Le patologie oncologiche e croniche infantili portano sconforto, disordine e traumi nella vita dei bambini e delle loro famiglie. Aiutare i piccoli eroi nella difficile esperienza della malattia per ritrovare serenità e voglia di combattere è la missione dell’Associazione Kids Kicking Cancer (Bambini che prendono a calci il cancro, KKC) Onlus, fondata nel 1999 a Detroit e da quattro anni in Italia. Attraverso i suoi istruttori, i Martial Art Therapists (MAT) la onlus utilizza e diffonde il metodo ‘Power, Peace, Purpose’, ovvero potenza, pace (interiore) e obiettivo, i tre pilastri su cui si fonda la disciplina filosofica e motoria di KKC. La onlus si avvale dei benefici sull’equilibrio interiore dei ragazzi,apportati dalla pratica delle tecniche di difesa e attacco orientali a scopo terapeutico. Gli istruttori di KKC, ad oggi attivi in Italia in 13 città in 12 strutture ospedaliere e 5 extra-ospedaliere sono cinture nere di arti marziali che collaborano con l’associazione in qualità di volontari e insegnano ai pazienti non solo il movimento armonico ma potente e diretto tipico delle discipline orientali ma anche esercizi di rilassamento e meditazione, per educare contemporaneamente corpo e mente alla lotta contro il cancro. La parte meditativa del metodo agisce sulla consapevolezza della forza interiore dei piccoli pazienti, potenziandola e incanalando la negatività della loro rabbia in energia positiva. Gli esercizi motori favoriscono il tono e trofismo muscolare, aumentano l’equilibrio, la coordinazione e la bilateralità. Anche se negli ospedali dove è attiva KKC vengono messi a disposizione adeguati spazi, i MAT non trascurano nessun bimbo e predispongono anche attività da svolgere in camera per pazienti che non possono alzarsi. Visualizzare con la concentrazione luoghi e situazioni piacevoli, ad esempio, riduce la percezione del dolore legato alle terapie.

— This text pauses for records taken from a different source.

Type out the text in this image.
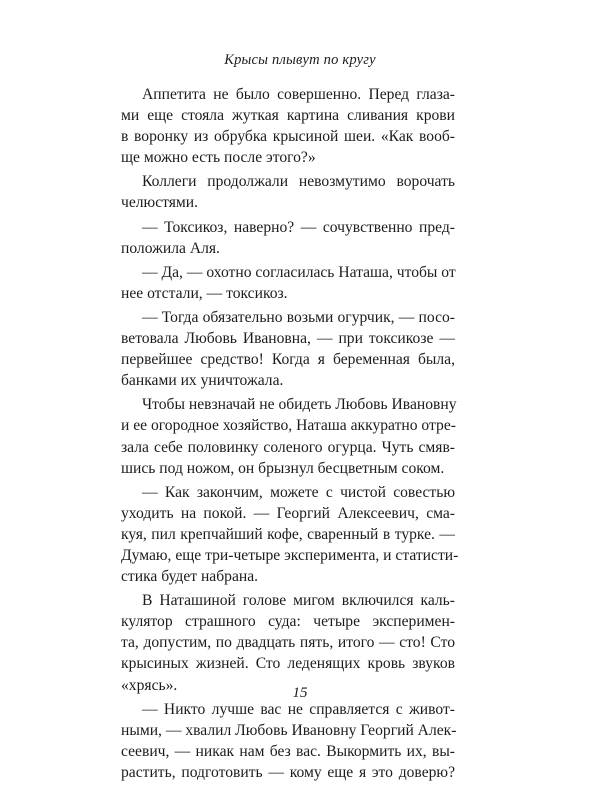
Крысы плывут по кругу
Аппетита не было совершенно. Перед глаза-
ми еще стояла жуткая картина сливания крови
в воронку из обрубка крысиной шеи. «Как вооб-
ще можно есть после этого?»
Коллеги продолжали невозмутимо ворочать
челюстями.
— Токсикоз, наверно? — сочувственно пред-
положила Аля.
— Да, — охотно согласилась Наташа, чтобы от
нее отстали, — токсикоз.
— Тогда обязательно возьми огурчик, — посо-
ветовала Любовь Ивановна, — при токсикозе —
первейшее средство! Когда я беременная была,
банками их уничтожала.
Чтобы невзначай не обидеть Любовь Ивановну
и ее огородное хозяйство, Наташа аккуратно отре-
зала себе половинку соленого огурца. Чуть смяв-
шись под ножом, он брызнул бесцветным соком.
— Как закончим, можете с чистой совестью
уходить на покой. — Георгий Алексеевич, сма-
куя, пил крепчайший кофе, сваренный в турке. —
Думаю, еще три-четыре эксперимента, и статисти-
стика будет набрана.
В Наташиной голове мигом включился каль-
кулятор страшного суда: четыре эксперимен-
та, допустим, по двадцать пять, итого — сто! Сто
крысиных жизней. Сто леденящих кровь звуков
«хрясь».
— Никто лучше вас не справляется с живот-
ными, — хвалил Любовь Ивановну Георгий Алек-
сеевич, — никак нам без вас. Выкормить их, вы-
растить, подготовить — кому еще я это доверю?
15
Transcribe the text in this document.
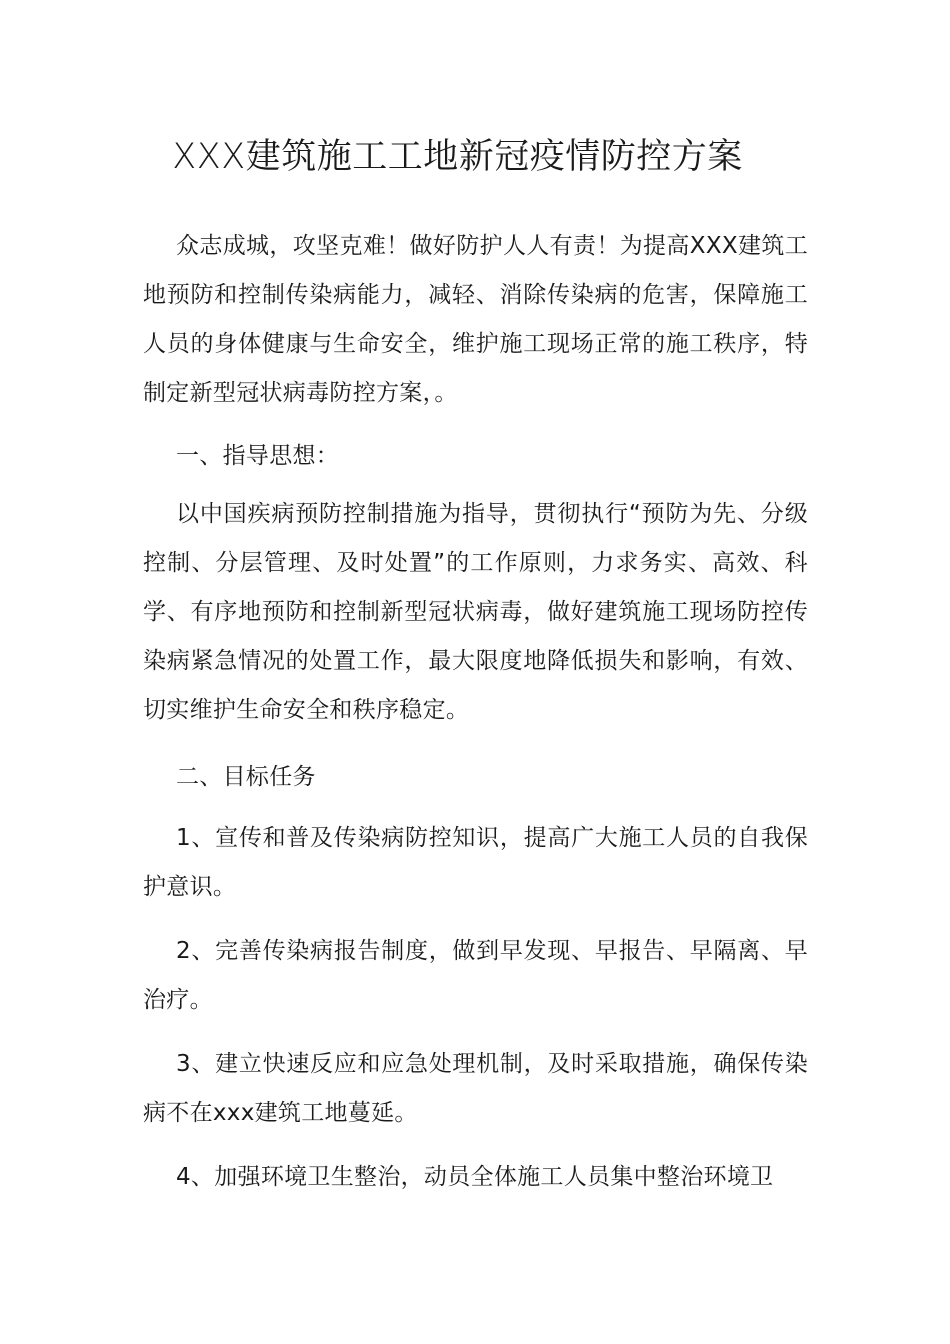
XXX建筑施工工地新冠疫情防控方案

众志成城，攻坚克难！做好防护人人有责！为提高XXX建筑工地预防和控制传染病能力，减轻、消除传染病的危害，保障施工人员的身体健康与生命安全，维护施工现场正常的施工秩序，特制定新型冠状病毒防控方案，。

一、指导思想：

以中国疾病预防控制措施为指导，贯彻执行“预防为先、分级控制、分层管理、及时处置”的工作原则，力求务实、高效、科学、有序地预防和控制新型冠状病毒，做好建筑施工现场防控传染病紧急情况的处置工作，最大限度地降低损失和影响，有效、切实维护生命安全和秩序稳定。

二、目标任务

1、宣传和普及传染病防控知识，提高广大施工人员的自我保护意识。

2、完善传染病报告制度，做到早发现、早报告、早隔离、早治疗。

3、建立快速反应和应急处理机制，及时采取措施，确保传染病不在xxx建筑工地蔓延。

4、加强环境卫生整治，动员全体施工人员集中整治环境卫
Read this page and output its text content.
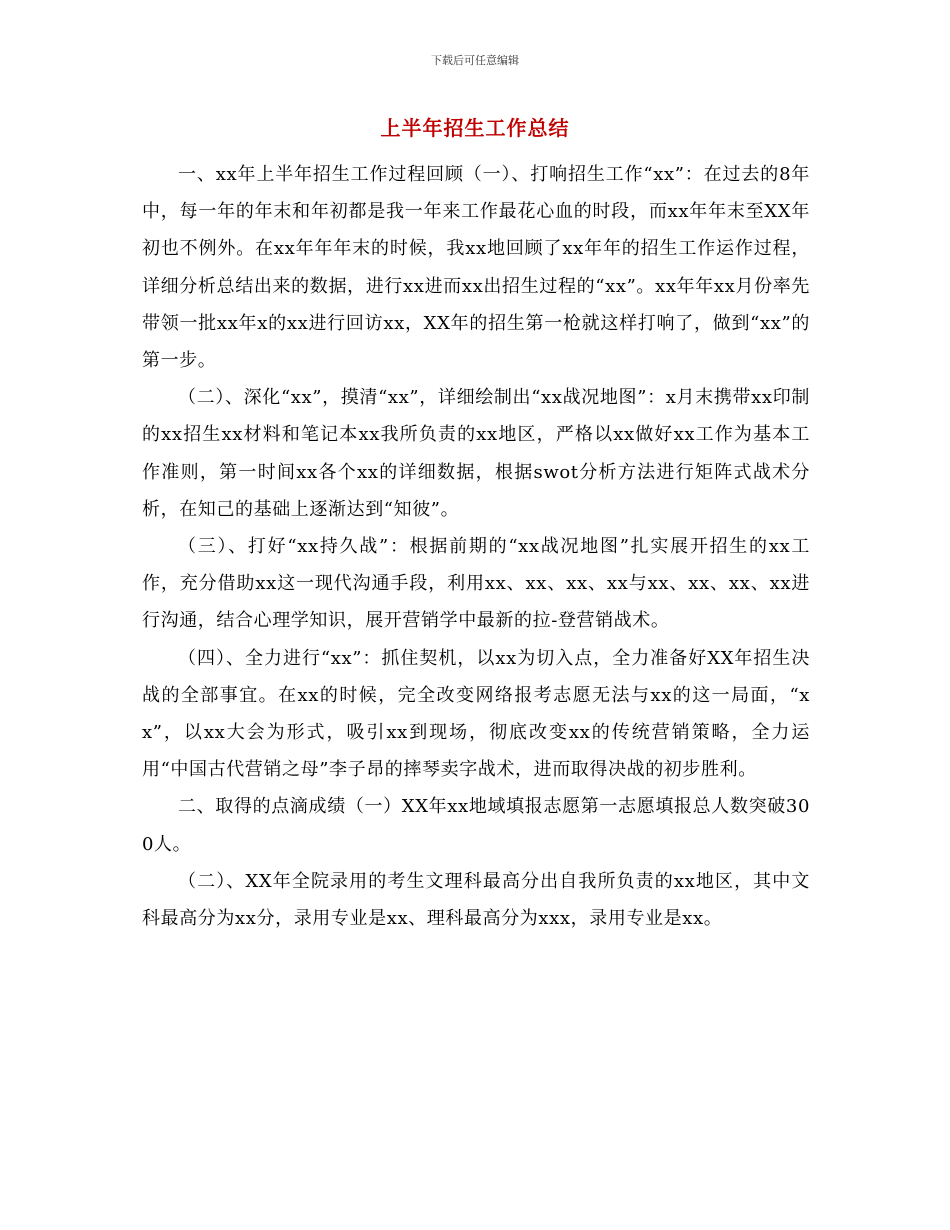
下载后可任意编辑
上半年招生工作总结

一、xx年上半年招生工作过程回顾（一）、打响招生工作“xx”：在过去的8年中，每一年的年末和年初都是我一年来工作最花心血的时段，而xx年年末至XX年初也不例外。在xx年年年末的时候，我xx地回顾了xx年年的招生工作运作过程，详细分析总结出来的数据，进行xx进而xx出招生过程的“xx”。xx年年xx月份率先带领一批xx年x的xx进行回访xx，XX年的招生第一枪就这样打响了，做到“xx”的第一步。

（二）、深化“xx”，摸清“xx”，详细绘制出“xx战况地图”：x月末携带xx印制的xx招生xx材料和笔记本xx我所负责的xx地区，严格以xx做好xx工作为基本工作准则，第一时间xx各个xx的详细数据，根据swot分析方法进行矩阵式战术分析，在知己的基础上逐渐达到“知彼”。

（三）、打好“xx持久战”：根据前期的“xx战况地图”扎实展开招生的xx工作，充分借助xx这一现代沟通手段，利用xx、xx、xx、xx与xx、xx、xx、xx进行沟通，结合心理学知识，展开营销学中最新的拉-登营销战术。

（四）、全力进行“xx”：抓住契机，以xx为切入点，全力准备好XX年招生决战的全部事宜。在xx的时候，完全改变网络报考志愿无法与xx的这一局面，“xx”，以xx大会为形式，吸引xx到现场，彻底改变xx的传统营销策略，全力运用“中国古代营销之母”李子昂的摔琴卖字战术，进而取得决战的初步胜利。

二、取得的点滴成绩（一）XX年xx地域填报志愿第一志愿填报总人数突破300人。

（二）、XX年全院录用的考生文理科最高分出自我所负责的xx地区，其中文科最高分为xx分，录用专业是xx、理科最高分为xxx，录用专业是xx。
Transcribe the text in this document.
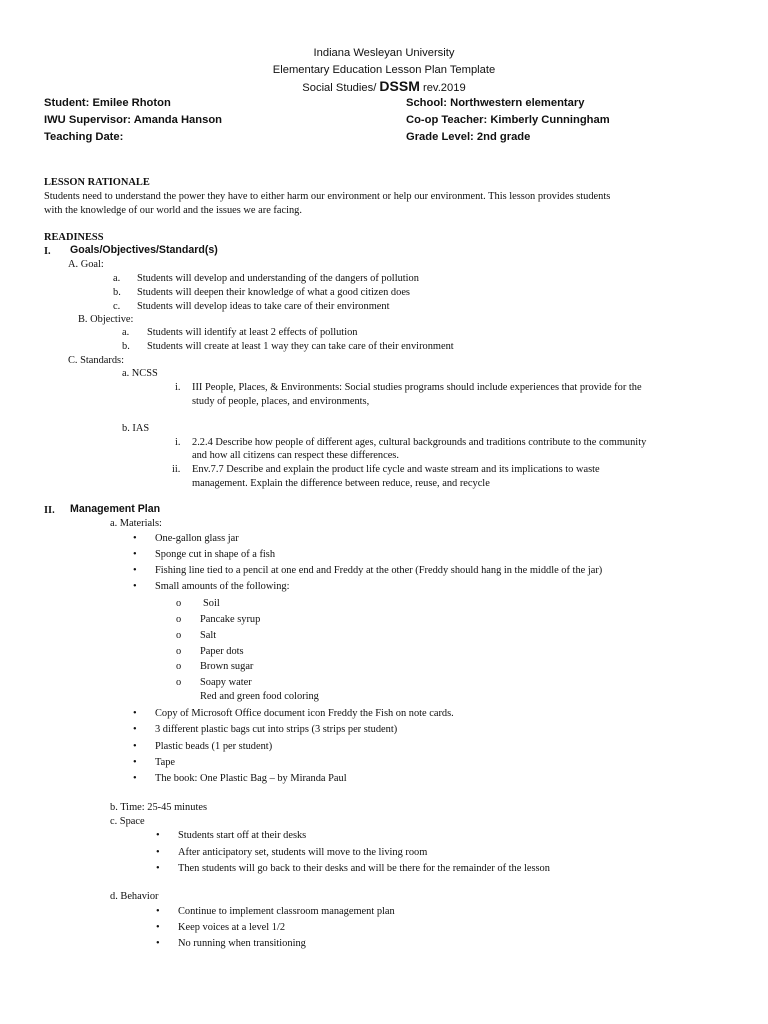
Indiana Wesleyan University
Elementary Education Lesson Plan Template
Social Studies/ DSSM rev.2019
Student: Emilee Rhoton
IWU Supervisor: Amanda Hanson
Teaching Date:
School: Northwestern elementary
Co-op Teacher: Kimberly Cunningham
Grade Level: 2nd grade
LESSON RATIONALE
Students need to understand the power they have to either harm our environment or help our environment. This lesson provides students
with the knowledge of our world and the issues we are facing.
READINESS
I. Goals/Objectives/Standard(s)
A. Goal:
a. Students will develop and understanding of the dangers of pollution
b. Students will deepen their knowledge of what a good citizen does
c. Students will develop ideas to take care of their environment
B. Objective:
a. Students will identify at least 2 effects of pollution
b. Students will create at least 1 way they can take care of their environment
C. Standards:
a. NCSS
i. III People, Places, & Environments: Social studies programs should include experiences that provide for the
study of people, places, and environments,
b. IAS
i. 2.2.4 Describe how people of different ages, cultural backgrounds and traditions contribute to the community
and how all citizens can respect these differences.
ii. Env.7.7 Describe and explain the product life cycle and waste stream and its implications to waste
management. Explain the difference between reduce, reuse, and recycle
II. Management Plan
a. Materials:
• One-gallon glass jar
• Sponge cut in shape of a fish
• Fishing line tied to a pencil at one end and Freddy at the other (Freddy should hang in the middle of the jar)
• Small amounts of the following:
o Soil
o Pancake syrup
o Salt
o Paper dots
o Brown sugar
o Soapy water
Red and green food coloring
• Copy of Microsoft Office document icon Freddy the Fish on note cards.
• 3 different plastic bags cut into strips (3 strips per student)
• Plastic beads (1 per student)
• Tape
• The book: One Plastic Bag – by Miranda Paul
b. Time: 25-45 minutes
c. Space
• Students start off at their desks
• After anticipatory set, students will move to the living room
• Then students will go back to their desks and will be there for the remainder of the lesson
d. Behavior
• Continue to implement classroom management plan
• Keep voices at a level 1/2
• No running when transitioning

Come ogni vera disciplina marziale che si rispetti, il metodo KKC aspira ad attrarre sempre nuovi proseliti. Per questo l’associazione ha lanciato l’iniziativa 'Arruoliamo MAT con un libro', intitolato appunto Power, peace, purpose. Lezioni di coraggio di piccoli eroie il cui ricavato sarà devoluto dall’Associazione alla formazione di nuovi istruttori. I MAT devono, infatti, seguire un corso di formazione teorico-pratico, durante il quale apprendono la metodologia KKC, e devono superare la validazione di un comitato tecnico, conseguendo infine il diploma di Martial Arts Therapist. Nei reparti pediatrici delle strutture dove è attiva, KKC incontra l’approvazione e il sostegno dei medici. “Nei bambini affetti da cancro un’attività come quella promossa da KKC, che coniuga dunque una parte motoria e una meditativa, risulta molto efficace - afferma il dottor Marco Zecca, direttore del reparto di oncoematologia pediatrica presso il Policlinico San Matteo di Pavia – In particolare può aiutare ad ottenere una riduzione dei sintomi legati agli effetti secondari della radioterapia e chemioterapia, a raggiungere un più rapido recupero dopo trattamento chirurgico, chemioterapico o radioterapico oltre che contribuire a migliorare il benessere psicologico e il mantenimento delle funzioni fisiche dei piccoli pazienti. La possibilità per i bambini di concentrarsi sul proprio corpo, che in quel momento non è solo un corpo malato, bensì un corpo dotato di ossa e muscoli da coordinare e in cui incanalare energia per effettuare gli esercizi, è fondamentale. La parte meditativa, complementare alla dinamicità fisica, permette inoltre a ogni bambino di distaccarsi momentaneamente dalla propria malattia, proprio mentre si trova in ospedale”.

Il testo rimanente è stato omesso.